GKJbrayatkinasih, Jakarta- Persekutuan Gereja-Gereja di Indonesia (PGI) mengungkapkan keprihatinan mendalam atas gejala meningkatnya aksi intoleransi dan paham radikalisme di kalangan pelajar dan mahasiswa, sebagaimana hasil penelitian yang dirilis oleh Pusat Pengkajian Islam dan Masyarakat (PPIM) UIN Syarif Hidayatullah Jakarta baru-baru ini.
Riset yang dilakukan 1 September hingga 7 Oktober dan melibatkan 264 guru dan 58 dosen pendidikan agama Islam yang tersebar di 34 propinsi itu menunjukan 43,88% dari 1.859 pelajar dan mahasiswa dikategorikan intoleran dan 6,56% terindikasi radikal.
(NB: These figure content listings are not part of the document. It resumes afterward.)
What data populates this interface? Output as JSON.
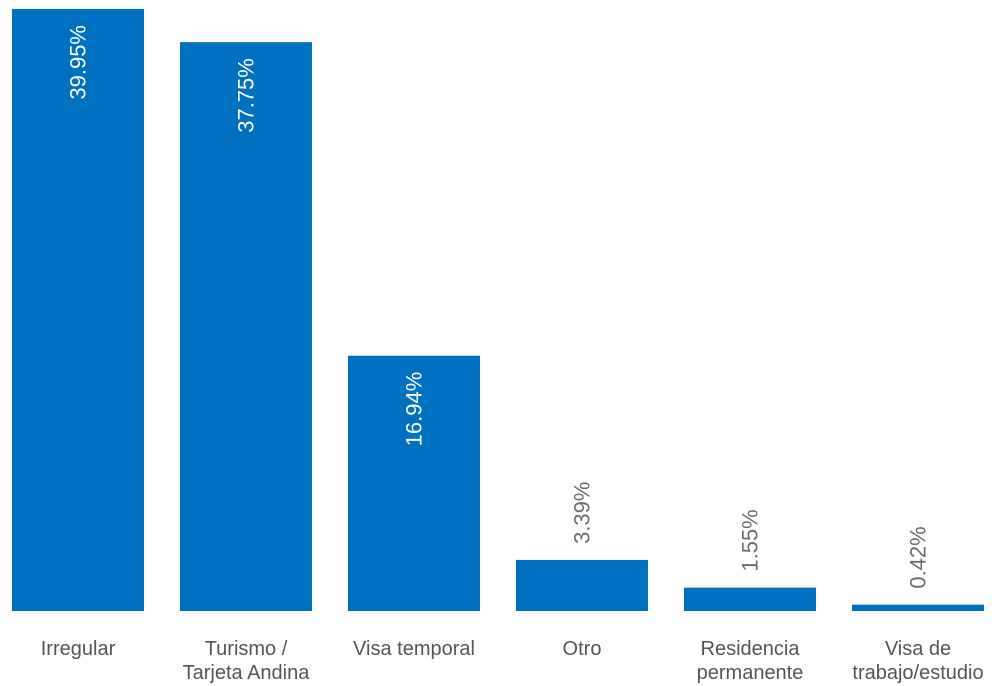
{
  "chart_data": {
    "type": "bar",
    "categories": [
      [
        "Irregular"
      ],
      [
        "Turismo /",
        "Tarjeta Andina"
      ],
      [
        "Visa temporal"
      ],
      [
        "Otro"
      ],
      [
        "Residencia",
        "permanente"
      ],
      [
        "Visa de",
        "trabajo/estudio"
      ]
    ],
    "values": [
      39.95,
      37.75,
      16.94,
      3.39,
      1.55,
      0.42
    ],
    "value_labels": [
      "39.95%",
      "37.75%",
      "16.94%",
      "3.39%",
      "1.55%",
      "0.42%"
    ],
    "ylim": [
      0,
      39.95
    ],
    "title": "",
    "xlabel": "",
    "ylabel": "",
    "grid": false,
    "colors": {
      "bar": "#0070C0",
      "label_inside": "#ffffff",
      "label_outside": "#6b6b6b",
      "category_text": "#555555"
    }
  }
}
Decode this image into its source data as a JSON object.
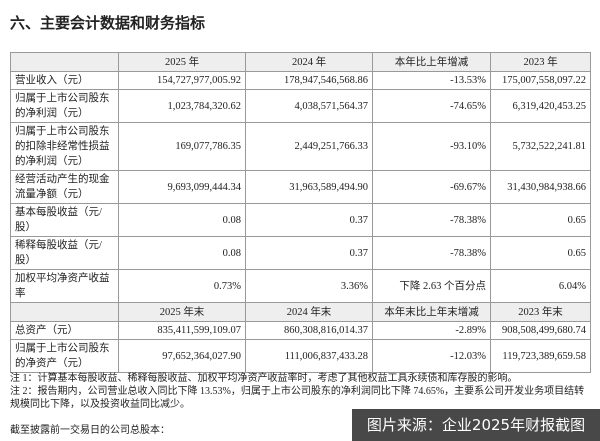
{
  "title": "六、主要会计数据和财务指标",
  "table": {
    "sections": [
      {
        "header": [
          "2025 年",
          "2024 年",
          "本年比上年增减",
          "2023 年"
        ],
        "rows": [
          [
            "营业收入（元）",
            "154,727,977,005.92",
            "178,947,546,568.86",
            "-13.53%",
            "175,007,558,097.22"
          ],
          [
            "归属于上市公司股东的净利润（元）",
            "1,023,784,320.62",
            "4,038,571,564.37",
            "-74.65%",
            "6,319,420,453.25"
          ],
          [
            "归属于上市公司股东的扣除非经常性损益的净利润（元）",
            "169,077,786.35",
            "2,449,251,766.33",
            "-93.10%",
            "5,732,522,241.81"
          ],
          [
            "经营活动产生的现金流量净额（元）",
            "9,693,099,444.34",
            "31,963,589,494.90",
            "-69.67%",
            "31,430,984,938.66"
          ],
          [
            "基本每股收益（元/股）",
            "0.08",
            "0.37",
            "-78.38%",
            "0.65"
          ],
          [
            "稀释每股收益（元/股）",
            "0.08",
            "0.37",
            "-78.38%",
            "0.65"
          ],
          [
            "加权平均净资产收益率",
            "0.73%",
            "3.36%",
            "下降 2.63 个百分点",
            "6.04%"
          ]
        ]
      },
      {
        "header": [
          "2025 年末",
          "2024 年末",
          "本年末比上年末增减",
          "2023 年末"
        ],
        "rows": [
          [
            "总资产（元）",
            "835,411,599,109.07",
            "860,308,816,014.37",
            "-2.89%",
            "908,508,499,680.74"
          ],
          [
            "归属于上市公司股东的净资产（元）",
            "97,652,364,027.90",
            "111,006,837,433.28",
            "-12.03%",
            "119,723,389,659.58"
          ]
        ]
      }
    ]
  },
  "notes": [
    "注 1：计算基本每股收益、稀释每股收益、加权平均净资产收益率时，考虑了其他权益工具永续债和库存股的影响。",
    "注 2：报告期内，公司营业总收入同比下降 13.53%，归属于上市公司股东的净利润同比下降 74.65%，主要系公司开发业务项目结转规模同比下降，以及投资收益同比减少。"
  ],
  "footer": "截至披露前一交易日的公司总股本：",
  "watermark": "图片来源：企业2025年财报截图"
}
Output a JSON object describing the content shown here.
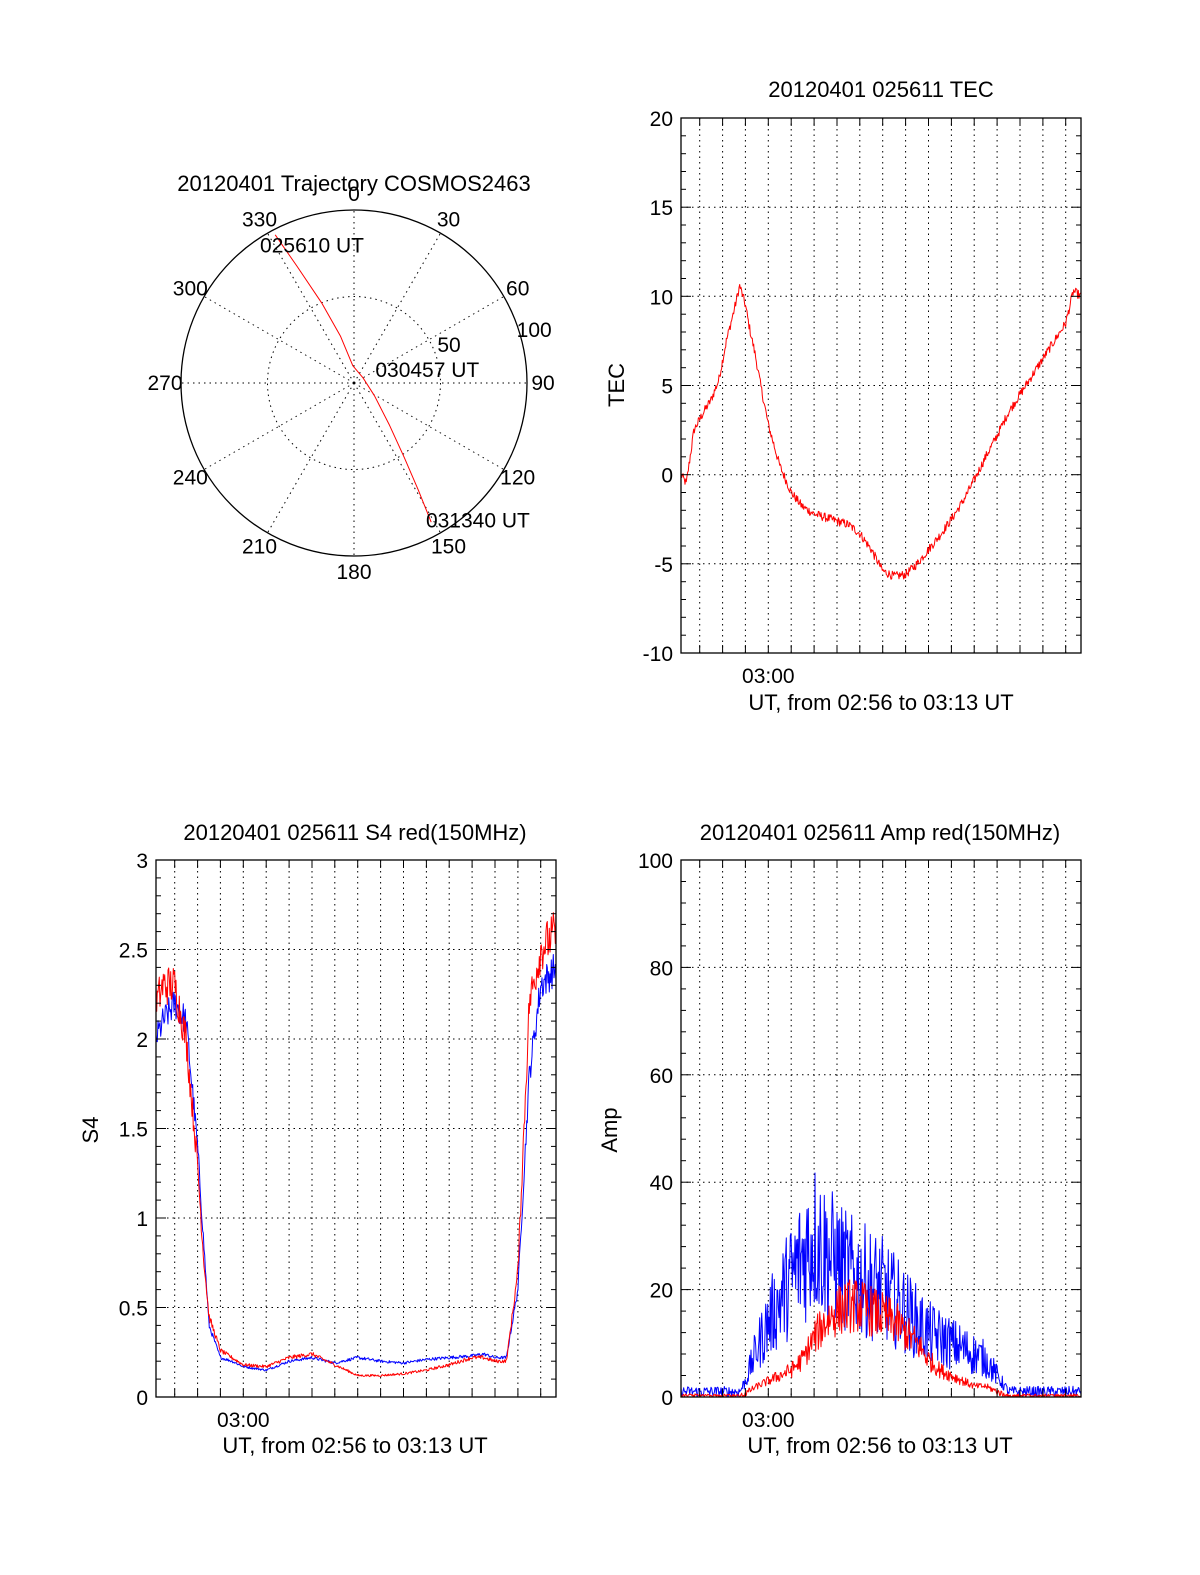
{
  "figure": {
    "background": "#ffffff"
  },
  "chart_data": [
    {
      "id": "polar",
      "type": "line",
      "coordinate_system": "polar",
      "title": "20120401 Trajectory COSMOS2463",
      "angle_labels": [
        "0",
        "30",
        "60",
        "90",
        "120",
        "150",
        "180",
        "210",
        "240",
        "270",
        "300",
        "330"
      ],
      "angle_values": [
        0,
        30,
        60,
        90,
        120,
        150,
        180,
        210,
        240,
        270,
        300,
        330
      ],
      "radius_labels": [
        "50",
        "100"
      ],
      "radius_values": [
        50,
        100
      ],
      "rlim": [
        0,
        100
      ],
      "grid": true,
      "series": [
        {
          "color": "#ff0000",
          "points": [
            {
              "az": 332,
              "r": 97
            },
            {
              "az": 334,
              "r": 75
            },
            {
              "az": 338,
              "r": 50
            },
            {
              "az": 344,
              "r": 28
            },
            {
              "az": 356,
              "r": 10
            },
            {
              "az": 60,
              "r": 6
            },
            {
              "az": 122,
              "r": 14
            },
            {
              "az": 140,
              "r": 32
            },
            {
              "az": 146,
              "r": 52
            },
            {
              "az": 149,
              "r": 72
            },
            {
              "az": 151,
              "r": 92
            }
          ]
        }
      ],
      "annotations": [
        {
          "text": "025610 UT",
          "az": 343,
          "r": 83
        },
        {
          "text": "030457 UT",
          "az": 80,
          "r": 43
        },
        {
          "text": "031340 UT",
          "az": 138,
          "r": 107
        }
      ]
    },
    {
      "id": "tec",
      "type": "line",
      "title": "20120401 025611 TEC",
      "xlabel": "UT, from 02:56 to 03:13 UT",
      "ylabel": "TEC",
      "xlim": [
        "02:56:11",
        "03:13:40"
      ],
      "ylim": [
        -10,
        20
      ],
      "yticks": [
        -10,
        -5,
        0,
        5,
        10,
        15,
        20
      ],
      "xtick_labels": [
        {
          "t": "03:00:00",
          "label": "03:00"
        }
      ],
      "grid": true,
      "series": [
        {
          "color": "#ff0000",
          "noise": 0.25,
          "x": [
            "02:56:11",
            "02:56:25",
            "02:56:45",
            "02:57:10",
            "02:57:30",
            "02:57:50",
            "02:58:10",
            "02:58:30",
            "02:58:45",
            "02:59:00",
            "02:59:10",
            "02:59:25",
            "02:59:40",
            "03:00:00",
            "03:00:30",
            "03:01:00",
            "03:01:30",
            "03:02:00",
            "03:02:30",
            "03:03:00",
            "03:03:30",
            "03:04:00",
            "03:04:30",
            "03:05:00",
            "03:05:30",
            "03:06:00",
            "03:06:30",
            "03:07:00",
            "03:07:30",
            "03:08:00",
            "03:08:30",
            "03:09:00",
            "03:09:30",
            "03:10:00",
            "03:10:30",
            "03:11:00",
            "03:11:30",
            "03:12:00",
            "03:12:30",
            "03:13:00",
            "03:13:20",
            "03:13:40"
          ],
          "y": [
            0,
            -0.5,
            2.5,
            3.5,
            4.2,
            5.3,
            7.5,
            9.2,
            10.6,
            9.5,
            8.3,
            6.8,
            5.0,
            2.8,
            0.5,
            -1.0,
            -1.8,
            -2.2,
            -2.4,
            -2.6,
            -2.8,
            -3.3,
            -4.2,
            -5.4,
            -5.7,
            -5.6,
            -5.0,
            -4.2,
            -3.4,
            -2.5,
            -1.5,
            -0.3,
            1.0,
            2.2,
            3.5,
            4.5,
            5.5,
            6.5,
            7.5,
            8.5,
            10.3,
            10.0
          ]
        }
      ]
    },
    {
      "id": "s4",
      "type": "line",
      "title": "20120401 025611 S4 red(150MHz)",
      "xlabel": "UT, from 02:56 to 03:13 UT",
      "ylabel": "S4",
      "xlim": [
        "02:56:11",
        "03:13:40"
      ],
      "ylim": [
        0,
        3
      ],
      "yticks": [
        0,
        0.5,
        1,
        1.5,
        2,
        2.5,
        3
      ],
      "ytick_labels": [
        "0",
        "0.5",
        "1",
        "1.5",
        "2",
        "2.5",
        "3"
      ],
      "xtick_labels": [
        {
          "t": "03:00:00",
          "label": "03:00"
        }
      ],
      "grid": true,
      "series": [
        {
          "color": "#0000ff",
          "noise": 0.04,
          "x": [
            "02:56:11",
            "02:56:30",
            "02:57:00",
            "02:57:30",
            "02:58:00",
            "02:58:15",
            "02:58:30",
            "02:59:00",
            "02:59:30",
            "03:00:00",
            "03:01:00",
            "03:02:00",
            "03:03:00",
            "03:04:00",
            "03:05:00",
            "03:06:00",
            "03:07:00",
            "03:08:00",
            "03:09:00",
            "03:10:00",
            "03:10:30",
            "03:11:00",
            "03:11:30",
            "03:12:00",
            "03:12:30",
            "03:13:00",
            "03:13:40"
          ],
          "y": [
            2.0,
            2.1,
            2.2,
            2.1,
            1.4,
            0.9,
            0.4,
            0.22,
            0.2,
            0.17,
            0.15,
            0.2,
            0.22,
            0.19,
            0.22,
            0.2,
            0.19,
            0.21,
            0.22,
            0.23,
            0.24,
            0.22,
            0.22,
            0.6,
            1.8,
            2.3,
            2.4
          ]
        },
        {
          "color": "#ff0000",
          "noise": 0.05,
          "x": [
            "02:56:11",
            "02:56:30",
            "02:57:00",
            "02:57:30",
            "02:58:00",
            "02:58:15",
            "02:58:30",
            "02:59:00",
            "02:59:30",
            "03:00:00",
            "03:01:00",
            "03:02:00",
            "03:03:00",
            "03:04:00",
            "03:05:00",
            "03:06:00",
            "03:07:00",
            "03:08:00",
            "03:09:00",
            "03:10:00",
            "03:10:30",
            "03:11:00",
            "03:11:30",
            "03:12:00",
            "03:12:30",
            "03:13:00",
            "03:13:40"
          ],
          "y": [
            2.2,
            2.3,
            2.3,
            2.0,
            1.3,
            0.8,
            0.45,
            0.26,
            0.22,
            0.18,
            0.17,
            0.22,
            0.24,
            0.18,
            0.12,
            0.12,
            0.13,
            0.15,
            0.18,
            0.22,
            0.22,
            0.2,
            0.2,
            0.7,
            2.2,
            2.5,
            2.6
          ]
        }
      ]
    },
    {
      "id": "amp",
      "type": "line",
      "title": "20120401 025611 Amp red(150MHz)",
      "xlabel": "UT, from 02:56 to 03:13 UT",
      "ylabel": "Amp",
      "xlim": [
        "02:56:11",
        "03:13:40"
      ],
      "ylim": [
        0,
        100
      ],
      "yticks": [
        0,
        20,
        40,
        60,
        80,
        100
      ],
      "xtick_labels": [
        {
          "t": "03:00:00",
          "label": "03:00"
        }
      ],
      "grid": true,
      "series": [
        {
          "color": "#0000ff",
          "noise": 0.5,
          "x": [
            "02:56:11",
            "02:57:00",
            "02:58:00",
            "02:58:45",
            "02:59:00",
            "02:59:30",
            "03:00:00",
            "03:00:30",
            "03:01:00",
            "03:01:30",
            "03:02:00",
            "03:02:30",
            "03:03:00",
            "03:03:30",
            "03:04:00",
            "03:04:30",
            "03:05:00",
            "03:05:30",
            "03:06:00",
            "03:06:30",
            "03:07:00",
            "03:07:30",
            "03:08:00",
            "03:08:30",
            "03:09:00",
            "03:09:30",
            "03:10:00",
            "03:10:30",
            "03:11:00",
            "03:12:00",
            "03:13:40"
          ],
          "y": [
            1,
            1,
            1,
            1,
            3,
            9,
            14,
            18,
            22,
            26,
            30,
            27,
            25,
            23,
            22,
            21,
            20,
            18,
            16,
            14,
            12,
            11,
            10,
            9,
            8,
            7,
            4,
            1,
            1,
            1,
            1
          ]
        },
        {
          "color": "#ff0000",
          "noise": 0.3,
          "x": [
            "02:56:11",
            "02:58:45",
            "02:59:30",
            "03:00:00",
            "03:00:30",
            "03:01:00",
            "03:01:30",
            "03:02:00",
            "03:02:30",
            "03:03:00",
            "03:03:30",
            "03:04:00",
            "03:04:30",
            "03:05:00",
            "03:05:30",
            "03:06:00",
            "03:06:30",
            "03:07:00",
            "03:07:30",
            "03:08:00",
            "03:08:30",
            "03:09:00",
            "03:09:30",
            "03:10:00",
            "03:10:30",
            "03:11:00",
            "03:13:40"
          ],
          "y": [
            0,
            0,
            2,
            3,
            4,
            5,
            7,
            11,
            14,
            16,
            17,
            17,
            16,
            15,
            14,
            12,
            10,
            7,
            5,
            4,
            3,
            2,
            2,
            1,
            0,
            0,
            0
          ]
        }
      ]
    }
  ]
}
Menurut Sekretaris Umum PGI Pdt Gomar Gultom, kondisi ini merupakan konsekwensi logis dari setidaknya tiga hal yang terjadi secara berbarengan. Pertama, sejak reformasi 1999, sadar atau tidak, masuarakat dan bangsa kita telah meminggirkan Pancasila. Akibatnya, mereka yang lahir sejak 1998 (atau berusia 3-4 tahun ketika itu) tidak pernah lagi mendapatkan pendidikan nilai-nilai Pancasila atau kebangsaan. Jumlah penduduk berusia ini ada sekitar 120 juta orang, dan mereka Tuna Pancasila. Artinya, angkatan muda kita yang berjumlah 120 juta itu tidak dipersiapkan untuk hidup bersama dalam kemajemukan karena ketiadaan ideologi kebangsaan.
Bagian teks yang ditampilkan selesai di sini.